Question

If H(s)=\(\frac{1}{s^2+s+1}\) represent the transfer function of a low pass filter (not Butterworth) with a pass band of 1 rad/sec, then what is the system function of a band pass filter with a pass band of 10 rad/sec and a center frequency of 100 rad/sec?

(a) \(\frac{s^2}{s^4+10s^3+20100s^2+10^5 s+1}\)

(b) \(\frac{100s^2}{s^4+10s^3+20100s^2+10^5 s+1}\)

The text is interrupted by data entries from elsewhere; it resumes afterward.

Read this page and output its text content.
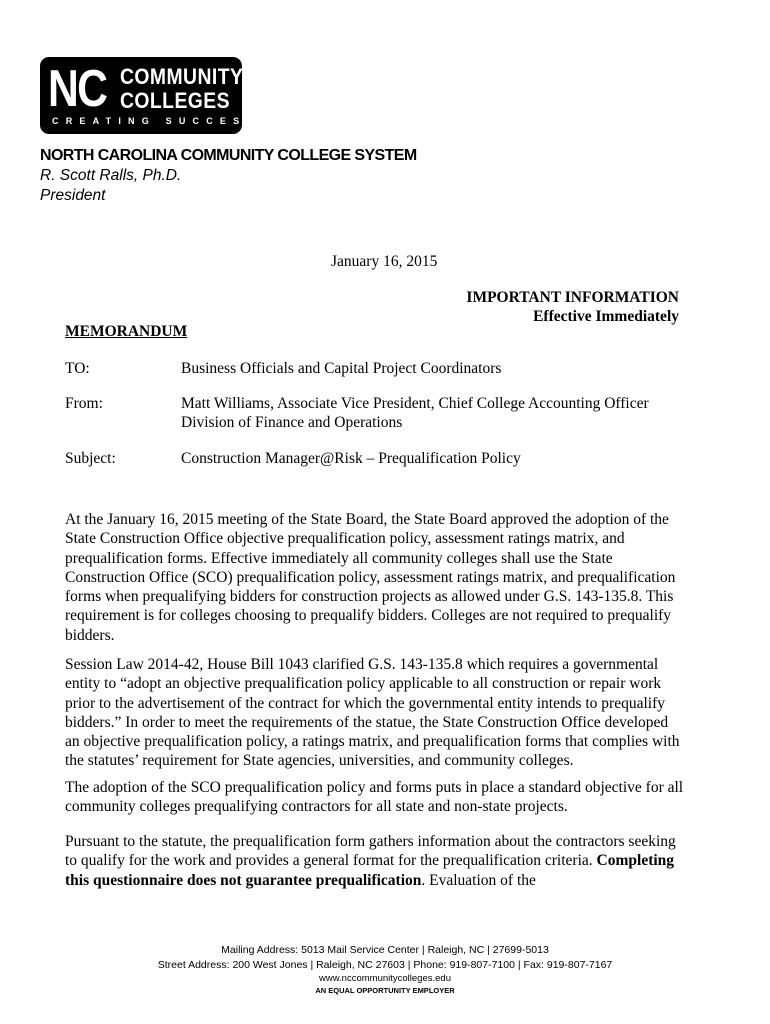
NC COMMUNITY
COLLEGES
CREATING SUCCESS
NORTH CAROLINA COMMUNITY COLLEGE SYSTEM
R. Scott Ralls, Ph.D.
President
January 16, 2015
IMPORTANT INFORMATION
Effective Immediately
MEMORANDUM
TO:	Business Officials and Capital Project Coordinators
From:	Matt Williams, Associate Vice President, Chief College Accounting Officer
Division of Finance and Operations
Subject:	Construction Manager@Risk – Prequalification Policy

At the January 16, 2015 meeting of the State Board, the State Board approved the adoption of the State Construction Office objective prequalification policy, assessment ratings matrix, and prequalification forms. Effective immediately all community colleges shall use the State Construction Office (SCO) prequalification policy, assessment ratings matrix, and prequalification forms when prequalifying bidders for construction projects as allowed under G.S. 143-135.8. This requirement is for colleges choosing to prequalify bidders. Colleges are not required to prequalify bidders.

Session Law 2014-42, House Bill 1043 clarified G.S. 143-135.8 which requires a governmental entity to “adopt an objective prequalification policy applicable to all construction or repair work prior to the advertisement of the contract for which the governmental entity intends to prequalify bidders.” In order to meet the requirements of the statue, the State Construction Office developed an objective prequalification policy, a ratings matrix, and prequalification forms that complies with the statutes’ requirement for State agencies, universities, and community colleges.

The adoption of the SCO prequalification policy and forms puts in place a standard objective for all community colleges prequalifying contractors for all state and non-state projects.

Pursuant to the statute, the prequalification form gathers information about the contractors seeking to qualify for the work and provides a general format for the prequalification criteria. Completing this questionnaire does not guarantee prequalification. Evaluation of the

Mailing Address: 5013 Mail Service Center | Raleigh, NC | 27699-5013
Street Address: 200 West Jones | Raleigh, NC 27603 | Phone: 919-807-7100 | Fax: 919-807-7167
www.nccommunitycolleges.edu
AN EQUAL OPPORTUNITY EMPLOYER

(c) \(\frac{s^2}{s^4+10s^3+20100s^2+10^5 s+10^8}\)

(d) \(\frac{100s^2}{s^4+10s^3+20100s^2+10^5 s+10^8}\)

I had been asked this question in unit test.

My question is from Design of Low Pass Butterworth Filters in chapter Digital Filters Design of Digital Signal Processing

Answer 1

Right answer is (d) \(\frac{100s^2}{s^4+10s^3+20100s^2+10^5 s+10^8}\)

The best I can explain: The low pass-to-band pass transformation is

\(s\rightarrow\frac{s^2+\Omega_u \Omega_l}{s(\Omega_u-\Omega_l)}\)

Thus the required band pass filter has a transform function as

Ha(s)=\(\frac{100s^2}{s^4+10s^3+20100s^2+10^5 s+10^8}\).